Her first idea was to try to get the items to Puerto Rico, where the family lived before moving to Texas when Dylan was 10.
She turned to Pedro Soler, the attorney in Puerto Rico who’d handled a medical malpractice case the family filed over Dylan’s condition. But Soler found that the cost would be too high, and there were no guarantees when it would arrive.
So Soler got in touch with a law firm he works with in Chicago, Clifford Law Offices, which reached out to a judge who got in touch with ASI. A Chicago-area group that helps children with physical disabilities helped bring everyone together, while another that redistributes medical equipment moved the donation from ASI’s storage unit and conference room to the Aguilar family.
Pantoja said it was like reliving her own life when she met the Aguilars at a news conference centering on the donation held a year ago last month. Erin Clifford, a partner at Clifford Law Offices, said that knowing how much the donation meant to each family, she “started tearing up a little bit” as she watched the mothers that day.
Over a decade ago, Dr. Will Rosenblatt, a professor at Yale School of Medicine, recognized a need to help connect people who had medical supplies and equipment to donate with not-for-profits.
“It’s a heartache to take this stuff to the landfill,” he said.
Rosenblatt founded Med-Eq, an online site that matches those looking to donate items with a group that needs them. He said that even though they work with 300 to 400 organizations, about two-thirds of the items offered up aren’t ever placed.

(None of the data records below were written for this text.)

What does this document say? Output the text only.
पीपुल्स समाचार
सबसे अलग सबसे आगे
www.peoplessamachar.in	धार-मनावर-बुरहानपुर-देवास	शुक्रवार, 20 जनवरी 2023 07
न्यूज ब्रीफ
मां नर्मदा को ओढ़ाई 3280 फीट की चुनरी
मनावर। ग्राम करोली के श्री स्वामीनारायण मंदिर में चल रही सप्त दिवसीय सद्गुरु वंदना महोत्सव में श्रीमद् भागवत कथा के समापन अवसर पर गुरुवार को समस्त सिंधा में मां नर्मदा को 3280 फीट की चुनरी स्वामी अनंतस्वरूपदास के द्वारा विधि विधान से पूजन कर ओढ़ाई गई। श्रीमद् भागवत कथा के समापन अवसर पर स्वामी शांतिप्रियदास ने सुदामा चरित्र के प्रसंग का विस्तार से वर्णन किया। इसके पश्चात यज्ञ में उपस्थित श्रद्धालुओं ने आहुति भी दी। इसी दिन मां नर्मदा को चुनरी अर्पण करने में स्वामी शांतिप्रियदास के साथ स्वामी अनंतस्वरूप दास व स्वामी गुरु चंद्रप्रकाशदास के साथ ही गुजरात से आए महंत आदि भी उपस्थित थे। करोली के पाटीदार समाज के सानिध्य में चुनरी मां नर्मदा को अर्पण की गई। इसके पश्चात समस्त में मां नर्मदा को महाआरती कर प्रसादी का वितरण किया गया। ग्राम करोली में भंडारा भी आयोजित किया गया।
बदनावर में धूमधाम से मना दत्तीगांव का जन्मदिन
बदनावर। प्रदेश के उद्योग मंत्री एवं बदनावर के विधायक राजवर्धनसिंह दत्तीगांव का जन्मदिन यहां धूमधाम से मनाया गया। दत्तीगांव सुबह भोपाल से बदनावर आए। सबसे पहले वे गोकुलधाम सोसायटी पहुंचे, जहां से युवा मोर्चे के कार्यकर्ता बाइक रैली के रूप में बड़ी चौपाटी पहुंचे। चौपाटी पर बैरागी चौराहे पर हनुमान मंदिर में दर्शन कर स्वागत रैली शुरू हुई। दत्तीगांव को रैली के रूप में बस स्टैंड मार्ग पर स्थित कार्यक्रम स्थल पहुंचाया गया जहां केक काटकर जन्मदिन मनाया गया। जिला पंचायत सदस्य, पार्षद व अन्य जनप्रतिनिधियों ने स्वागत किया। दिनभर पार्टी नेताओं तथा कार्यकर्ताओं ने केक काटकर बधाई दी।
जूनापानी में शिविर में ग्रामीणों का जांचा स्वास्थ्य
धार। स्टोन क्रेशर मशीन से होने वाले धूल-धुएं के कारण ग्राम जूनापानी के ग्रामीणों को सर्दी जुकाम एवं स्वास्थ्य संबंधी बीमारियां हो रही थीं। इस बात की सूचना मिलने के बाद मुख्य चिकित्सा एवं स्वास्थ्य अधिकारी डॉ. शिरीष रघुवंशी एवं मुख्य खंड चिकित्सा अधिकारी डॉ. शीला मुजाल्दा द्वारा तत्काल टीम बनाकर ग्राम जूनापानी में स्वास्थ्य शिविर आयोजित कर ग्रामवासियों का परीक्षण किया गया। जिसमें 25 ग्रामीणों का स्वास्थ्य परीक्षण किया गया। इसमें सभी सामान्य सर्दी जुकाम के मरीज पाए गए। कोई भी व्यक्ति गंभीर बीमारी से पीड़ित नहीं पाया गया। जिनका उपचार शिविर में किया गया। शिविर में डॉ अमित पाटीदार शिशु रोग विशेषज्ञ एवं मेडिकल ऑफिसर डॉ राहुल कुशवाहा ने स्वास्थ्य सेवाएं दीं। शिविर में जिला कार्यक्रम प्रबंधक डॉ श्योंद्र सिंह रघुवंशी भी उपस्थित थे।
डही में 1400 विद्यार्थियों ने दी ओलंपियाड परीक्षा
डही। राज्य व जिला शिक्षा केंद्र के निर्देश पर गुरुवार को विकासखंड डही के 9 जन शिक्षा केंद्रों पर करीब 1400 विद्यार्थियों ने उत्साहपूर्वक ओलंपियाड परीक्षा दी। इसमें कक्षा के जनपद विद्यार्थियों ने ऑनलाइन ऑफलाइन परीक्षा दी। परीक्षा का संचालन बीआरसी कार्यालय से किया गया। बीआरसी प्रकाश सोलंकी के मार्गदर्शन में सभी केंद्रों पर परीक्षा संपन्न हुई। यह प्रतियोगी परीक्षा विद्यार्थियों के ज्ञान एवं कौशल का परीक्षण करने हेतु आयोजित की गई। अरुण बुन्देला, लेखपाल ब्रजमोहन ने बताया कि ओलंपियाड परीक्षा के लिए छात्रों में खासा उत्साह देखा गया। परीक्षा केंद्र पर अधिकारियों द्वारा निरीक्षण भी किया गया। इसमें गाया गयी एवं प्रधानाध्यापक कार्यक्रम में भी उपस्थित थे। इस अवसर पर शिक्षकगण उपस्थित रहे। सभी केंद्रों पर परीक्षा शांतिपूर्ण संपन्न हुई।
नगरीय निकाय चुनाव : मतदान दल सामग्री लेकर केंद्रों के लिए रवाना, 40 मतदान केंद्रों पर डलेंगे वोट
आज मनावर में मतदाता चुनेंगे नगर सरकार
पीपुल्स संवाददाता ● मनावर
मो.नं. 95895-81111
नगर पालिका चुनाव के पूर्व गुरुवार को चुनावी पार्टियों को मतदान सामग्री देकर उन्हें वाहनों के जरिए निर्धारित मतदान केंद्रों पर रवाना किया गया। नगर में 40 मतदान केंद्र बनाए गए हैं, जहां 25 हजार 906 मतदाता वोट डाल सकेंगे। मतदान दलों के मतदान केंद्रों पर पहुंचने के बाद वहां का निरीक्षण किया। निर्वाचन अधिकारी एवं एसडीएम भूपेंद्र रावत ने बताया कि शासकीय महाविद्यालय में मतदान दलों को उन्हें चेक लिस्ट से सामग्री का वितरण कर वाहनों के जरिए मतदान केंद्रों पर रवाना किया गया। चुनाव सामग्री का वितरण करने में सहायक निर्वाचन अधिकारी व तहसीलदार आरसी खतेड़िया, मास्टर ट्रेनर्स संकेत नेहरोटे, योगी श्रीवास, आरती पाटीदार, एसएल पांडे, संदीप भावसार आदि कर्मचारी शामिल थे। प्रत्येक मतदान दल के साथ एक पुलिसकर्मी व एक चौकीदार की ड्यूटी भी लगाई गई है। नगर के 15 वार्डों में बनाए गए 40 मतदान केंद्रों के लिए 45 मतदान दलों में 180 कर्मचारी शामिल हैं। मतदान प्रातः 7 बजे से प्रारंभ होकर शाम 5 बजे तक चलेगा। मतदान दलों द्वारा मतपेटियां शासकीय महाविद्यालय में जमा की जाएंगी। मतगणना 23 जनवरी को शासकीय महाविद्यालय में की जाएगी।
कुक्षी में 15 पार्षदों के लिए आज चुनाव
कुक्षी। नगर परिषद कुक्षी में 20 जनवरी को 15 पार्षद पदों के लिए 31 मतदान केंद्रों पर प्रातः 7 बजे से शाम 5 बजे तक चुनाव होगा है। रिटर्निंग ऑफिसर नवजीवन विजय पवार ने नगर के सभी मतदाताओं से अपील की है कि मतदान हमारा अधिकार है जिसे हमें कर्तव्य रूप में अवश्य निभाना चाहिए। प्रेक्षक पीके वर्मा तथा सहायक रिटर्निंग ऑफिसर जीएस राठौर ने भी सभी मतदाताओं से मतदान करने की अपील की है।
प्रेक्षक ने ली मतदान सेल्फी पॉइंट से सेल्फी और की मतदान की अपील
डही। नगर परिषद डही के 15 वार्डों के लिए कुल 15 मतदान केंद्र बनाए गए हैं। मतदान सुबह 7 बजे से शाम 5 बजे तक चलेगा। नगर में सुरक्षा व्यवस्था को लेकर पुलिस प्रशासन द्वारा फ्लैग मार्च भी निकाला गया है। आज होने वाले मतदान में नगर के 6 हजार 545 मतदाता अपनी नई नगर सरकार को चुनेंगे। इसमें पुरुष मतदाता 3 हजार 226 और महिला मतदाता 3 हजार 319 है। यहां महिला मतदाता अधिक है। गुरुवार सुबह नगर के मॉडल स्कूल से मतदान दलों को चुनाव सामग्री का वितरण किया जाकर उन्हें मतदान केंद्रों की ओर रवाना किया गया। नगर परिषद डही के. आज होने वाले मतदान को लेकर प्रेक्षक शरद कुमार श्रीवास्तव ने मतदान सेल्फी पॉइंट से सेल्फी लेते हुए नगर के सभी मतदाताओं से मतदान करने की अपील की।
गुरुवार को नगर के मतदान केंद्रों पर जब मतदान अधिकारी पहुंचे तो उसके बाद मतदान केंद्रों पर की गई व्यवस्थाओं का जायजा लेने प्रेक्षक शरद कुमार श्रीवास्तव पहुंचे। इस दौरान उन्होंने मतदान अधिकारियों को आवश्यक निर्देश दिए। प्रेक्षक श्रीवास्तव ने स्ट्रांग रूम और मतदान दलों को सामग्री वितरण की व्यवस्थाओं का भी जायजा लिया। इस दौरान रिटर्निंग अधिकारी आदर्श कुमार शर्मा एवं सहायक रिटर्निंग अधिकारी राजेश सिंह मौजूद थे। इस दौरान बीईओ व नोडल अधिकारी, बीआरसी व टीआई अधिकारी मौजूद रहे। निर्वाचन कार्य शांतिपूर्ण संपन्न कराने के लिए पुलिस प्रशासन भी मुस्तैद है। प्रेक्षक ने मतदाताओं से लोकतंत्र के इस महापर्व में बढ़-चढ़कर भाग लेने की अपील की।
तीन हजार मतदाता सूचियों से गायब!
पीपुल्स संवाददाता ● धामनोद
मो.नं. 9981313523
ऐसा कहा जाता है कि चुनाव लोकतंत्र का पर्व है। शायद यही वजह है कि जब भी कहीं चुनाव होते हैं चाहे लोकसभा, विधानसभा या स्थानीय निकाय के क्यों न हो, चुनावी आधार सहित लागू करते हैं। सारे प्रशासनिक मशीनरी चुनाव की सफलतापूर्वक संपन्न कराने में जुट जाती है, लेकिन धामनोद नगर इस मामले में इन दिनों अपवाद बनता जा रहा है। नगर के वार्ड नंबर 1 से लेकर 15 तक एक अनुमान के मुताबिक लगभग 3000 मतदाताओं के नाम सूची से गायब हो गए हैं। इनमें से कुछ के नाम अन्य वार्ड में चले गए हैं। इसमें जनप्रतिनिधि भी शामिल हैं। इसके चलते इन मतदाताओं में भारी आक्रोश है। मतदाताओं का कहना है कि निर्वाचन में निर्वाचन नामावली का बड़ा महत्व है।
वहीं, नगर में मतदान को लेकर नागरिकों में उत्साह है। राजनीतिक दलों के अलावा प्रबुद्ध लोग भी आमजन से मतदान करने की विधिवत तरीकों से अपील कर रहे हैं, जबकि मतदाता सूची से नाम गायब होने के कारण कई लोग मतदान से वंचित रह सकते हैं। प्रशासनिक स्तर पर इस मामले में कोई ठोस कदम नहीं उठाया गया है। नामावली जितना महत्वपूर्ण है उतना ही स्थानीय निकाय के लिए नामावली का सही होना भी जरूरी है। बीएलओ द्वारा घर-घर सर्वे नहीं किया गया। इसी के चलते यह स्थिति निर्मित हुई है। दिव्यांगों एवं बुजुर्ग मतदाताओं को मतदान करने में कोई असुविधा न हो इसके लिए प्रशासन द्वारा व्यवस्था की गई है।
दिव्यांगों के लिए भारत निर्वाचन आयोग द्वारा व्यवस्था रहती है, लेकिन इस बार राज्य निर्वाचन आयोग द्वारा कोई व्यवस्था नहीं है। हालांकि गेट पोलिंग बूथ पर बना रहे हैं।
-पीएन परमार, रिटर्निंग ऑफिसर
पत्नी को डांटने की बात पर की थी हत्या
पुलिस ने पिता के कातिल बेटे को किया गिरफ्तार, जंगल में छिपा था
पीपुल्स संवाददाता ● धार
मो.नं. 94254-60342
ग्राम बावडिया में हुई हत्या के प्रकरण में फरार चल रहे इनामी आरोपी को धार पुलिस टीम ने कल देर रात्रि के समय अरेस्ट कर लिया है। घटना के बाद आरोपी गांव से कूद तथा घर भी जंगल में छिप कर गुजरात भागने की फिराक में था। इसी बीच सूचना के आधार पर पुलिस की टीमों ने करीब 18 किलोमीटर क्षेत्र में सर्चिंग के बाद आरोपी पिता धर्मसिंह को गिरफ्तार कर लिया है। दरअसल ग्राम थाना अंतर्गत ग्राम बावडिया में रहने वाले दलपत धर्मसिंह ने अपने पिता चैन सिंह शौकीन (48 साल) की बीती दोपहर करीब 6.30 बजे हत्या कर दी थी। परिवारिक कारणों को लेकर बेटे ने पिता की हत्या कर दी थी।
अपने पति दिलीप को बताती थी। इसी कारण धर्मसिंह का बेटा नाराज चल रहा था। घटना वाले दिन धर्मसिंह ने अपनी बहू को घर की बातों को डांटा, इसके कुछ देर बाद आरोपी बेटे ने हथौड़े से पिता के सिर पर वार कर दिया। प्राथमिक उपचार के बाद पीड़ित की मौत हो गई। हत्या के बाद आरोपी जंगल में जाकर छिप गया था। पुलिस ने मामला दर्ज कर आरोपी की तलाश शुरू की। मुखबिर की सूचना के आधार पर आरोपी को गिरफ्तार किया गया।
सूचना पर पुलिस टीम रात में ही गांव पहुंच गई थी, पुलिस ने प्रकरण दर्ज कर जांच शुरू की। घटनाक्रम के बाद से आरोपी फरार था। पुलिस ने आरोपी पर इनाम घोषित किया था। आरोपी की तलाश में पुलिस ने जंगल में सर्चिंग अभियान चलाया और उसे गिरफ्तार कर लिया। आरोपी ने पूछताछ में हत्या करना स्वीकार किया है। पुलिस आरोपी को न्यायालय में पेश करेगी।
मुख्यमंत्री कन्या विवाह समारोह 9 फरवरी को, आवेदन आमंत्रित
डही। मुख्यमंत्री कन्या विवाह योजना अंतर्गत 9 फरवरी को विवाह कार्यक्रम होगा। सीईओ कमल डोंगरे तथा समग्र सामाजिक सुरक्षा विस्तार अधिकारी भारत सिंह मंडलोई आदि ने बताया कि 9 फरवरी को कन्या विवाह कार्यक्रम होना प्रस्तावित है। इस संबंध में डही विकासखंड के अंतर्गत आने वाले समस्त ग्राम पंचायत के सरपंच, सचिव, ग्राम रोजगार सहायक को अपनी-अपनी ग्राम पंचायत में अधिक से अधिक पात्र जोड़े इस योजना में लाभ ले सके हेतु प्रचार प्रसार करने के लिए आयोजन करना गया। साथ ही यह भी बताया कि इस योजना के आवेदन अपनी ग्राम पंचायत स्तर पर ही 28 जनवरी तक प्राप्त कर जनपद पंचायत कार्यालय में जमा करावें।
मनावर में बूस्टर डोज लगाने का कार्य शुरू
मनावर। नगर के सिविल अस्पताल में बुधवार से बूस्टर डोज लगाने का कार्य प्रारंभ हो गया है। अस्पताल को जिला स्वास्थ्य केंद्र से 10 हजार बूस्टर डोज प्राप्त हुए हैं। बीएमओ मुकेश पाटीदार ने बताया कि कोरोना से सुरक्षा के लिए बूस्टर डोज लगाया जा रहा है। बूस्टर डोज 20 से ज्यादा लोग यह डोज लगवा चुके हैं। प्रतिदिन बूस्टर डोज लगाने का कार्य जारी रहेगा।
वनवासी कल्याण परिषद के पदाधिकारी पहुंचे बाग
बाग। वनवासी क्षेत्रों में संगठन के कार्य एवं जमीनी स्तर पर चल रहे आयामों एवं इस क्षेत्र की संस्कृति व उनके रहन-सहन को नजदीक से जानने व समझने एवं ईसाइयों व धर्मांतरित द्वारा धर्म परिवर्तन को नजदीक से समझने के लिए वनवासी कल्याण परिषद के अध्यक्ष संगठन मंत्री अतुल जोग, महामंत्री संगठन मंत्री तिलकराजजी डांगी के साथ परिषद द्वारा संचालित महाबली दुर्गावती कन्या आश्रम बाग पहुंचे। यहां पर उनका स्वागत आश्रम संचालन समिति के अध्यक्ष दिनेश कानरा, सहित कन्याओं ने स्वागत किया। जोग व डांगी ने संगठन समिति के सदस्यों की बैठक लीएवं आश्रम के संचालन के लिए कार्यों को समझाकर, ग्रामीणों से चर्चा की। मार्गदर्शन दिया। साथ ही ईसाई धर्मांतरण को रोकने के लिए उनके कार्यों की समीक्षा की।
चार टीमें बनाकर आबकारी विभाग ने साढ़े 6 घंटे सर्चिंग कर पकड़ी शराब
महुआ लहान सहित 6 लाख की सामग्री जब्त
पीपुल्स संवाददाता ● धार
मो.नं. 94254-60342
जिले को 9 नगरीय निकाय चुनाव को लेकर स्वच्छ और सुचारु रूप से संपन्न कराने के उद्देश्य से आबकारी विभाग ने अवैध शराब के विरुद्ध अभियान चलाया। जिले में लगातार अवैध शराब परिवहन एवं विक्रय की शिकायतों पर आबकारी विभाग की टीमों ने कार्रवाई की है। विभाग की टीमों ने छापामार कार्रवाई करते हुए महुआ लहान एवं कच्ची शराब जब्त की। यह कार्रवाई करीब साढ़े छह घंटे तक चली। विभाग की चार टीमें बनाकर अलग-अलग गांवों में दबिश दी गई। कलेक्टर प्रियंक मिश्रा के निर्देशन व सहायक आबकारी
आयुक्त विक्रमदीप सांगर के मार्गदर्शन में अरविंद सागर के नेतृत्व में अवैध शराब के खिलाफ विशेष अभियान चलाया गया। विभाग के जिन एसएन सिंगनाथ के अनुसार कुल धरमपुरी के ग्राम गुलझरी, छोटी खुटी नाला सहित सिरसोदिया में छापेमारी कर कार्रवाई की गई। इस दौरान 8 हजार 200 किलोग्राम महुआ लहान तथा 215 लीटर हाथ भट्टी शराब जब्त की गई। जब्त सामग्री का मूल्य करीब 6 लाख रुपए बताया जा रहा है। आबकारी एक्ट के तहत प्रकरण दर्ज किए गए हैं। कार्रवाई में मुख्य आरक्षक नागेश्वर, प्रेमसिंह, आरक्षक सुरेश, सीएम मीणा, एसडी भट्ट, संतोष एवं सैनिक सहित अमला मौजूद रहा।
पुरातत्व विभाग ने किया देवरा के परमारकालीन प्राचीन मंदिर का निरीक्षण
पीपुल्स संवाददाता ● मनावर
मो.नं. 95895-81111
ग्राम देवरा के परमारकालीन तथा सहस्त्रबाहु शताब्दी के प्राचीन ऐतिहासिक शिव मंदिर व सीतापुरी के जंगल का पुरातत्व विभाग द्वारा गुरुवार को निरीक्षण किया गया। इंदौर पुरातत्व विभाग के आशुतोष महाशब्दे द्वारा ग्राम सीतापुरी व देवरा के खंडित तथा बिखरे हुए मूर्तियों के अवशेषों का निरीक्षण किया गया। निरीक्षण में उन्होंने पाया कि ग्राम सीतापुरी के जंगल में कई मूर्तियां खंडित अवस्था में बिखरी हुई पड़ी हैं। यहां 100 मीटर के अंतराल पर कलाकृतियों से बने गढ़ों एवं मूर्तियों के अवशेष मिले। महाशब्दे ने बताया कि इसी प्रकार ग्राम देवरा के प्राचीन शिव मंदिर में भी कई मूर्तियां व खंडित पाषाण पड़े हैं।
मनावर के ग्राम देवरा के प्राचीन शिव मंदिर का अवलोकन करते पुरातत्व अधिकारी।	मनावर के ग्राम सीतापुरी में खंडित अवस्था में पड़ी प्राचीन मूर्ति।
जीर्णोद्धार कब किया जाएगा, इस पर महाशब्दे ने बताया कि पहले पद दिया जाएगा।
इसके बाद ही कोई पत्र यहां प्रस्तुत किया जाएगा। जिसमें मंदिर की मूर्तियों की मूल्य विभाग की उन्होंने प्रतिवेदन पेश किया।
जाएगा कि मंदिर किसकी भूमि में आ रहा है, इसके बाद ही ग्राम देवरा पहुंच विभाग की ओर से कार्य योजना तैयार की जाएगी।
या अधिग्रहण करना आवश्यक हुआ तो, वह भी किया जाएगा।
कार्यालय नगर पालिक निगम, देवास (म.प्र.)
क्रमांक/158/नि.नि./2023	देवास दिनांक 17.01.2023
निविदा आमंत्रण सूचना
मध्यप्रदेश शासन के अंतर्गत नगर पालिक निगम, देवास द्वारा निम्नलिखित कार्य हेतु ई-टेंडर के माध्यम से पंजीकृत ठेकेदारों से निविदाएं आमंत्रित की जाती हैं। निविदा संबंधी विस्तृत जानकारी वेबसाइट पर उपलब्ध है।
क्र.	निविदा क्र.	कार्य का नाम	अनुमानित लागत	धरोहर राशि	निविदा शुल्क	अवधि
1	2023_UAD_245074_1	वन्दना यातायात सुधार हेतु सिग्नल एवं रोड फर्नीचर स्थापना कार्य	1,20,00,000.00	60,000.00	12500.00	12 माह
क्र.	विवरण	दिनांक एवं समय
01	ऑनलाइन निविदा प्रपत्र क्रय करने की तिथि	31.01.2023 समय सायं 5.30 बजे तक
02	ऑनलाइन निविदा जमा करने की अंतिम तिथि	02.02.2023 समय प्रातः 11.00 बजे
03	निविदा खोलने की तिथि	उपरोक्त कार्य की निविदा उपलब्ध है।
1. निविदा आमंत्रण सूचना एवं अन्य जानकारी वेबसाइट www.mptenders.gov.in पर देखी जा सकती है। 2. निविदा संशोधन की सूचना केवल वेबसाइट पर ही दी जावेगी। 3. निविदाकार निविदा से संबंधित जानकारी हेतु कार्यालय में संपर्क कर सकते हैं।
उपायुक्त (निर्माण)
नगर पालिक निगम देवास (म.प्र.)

Finding a match, he said, has a lot to do with geography and funds. For instance, many groups will only take items they can pick up because shipping items can be difficult and costly.
Jason Chernock, director of programs and partnerships at MedShare, which distributes surplus medical supplies and equipment from the U.S. around the world, said his group gets daily inquiries from people looking to donate large medical equipment previously used at home. And while his organization generally doesn’t take such donations, they work to find groups in the donor’s community that will.
“That makes sense just because of the logistics involved,” Chernock said. “These are big, bulky items.”
ASI’s operations manager, Ana Alvarez, said helping facilitate donations isn’t something ASI usually does. But in this case, they made an exception.
“We couldn’t walk away from it,” she said.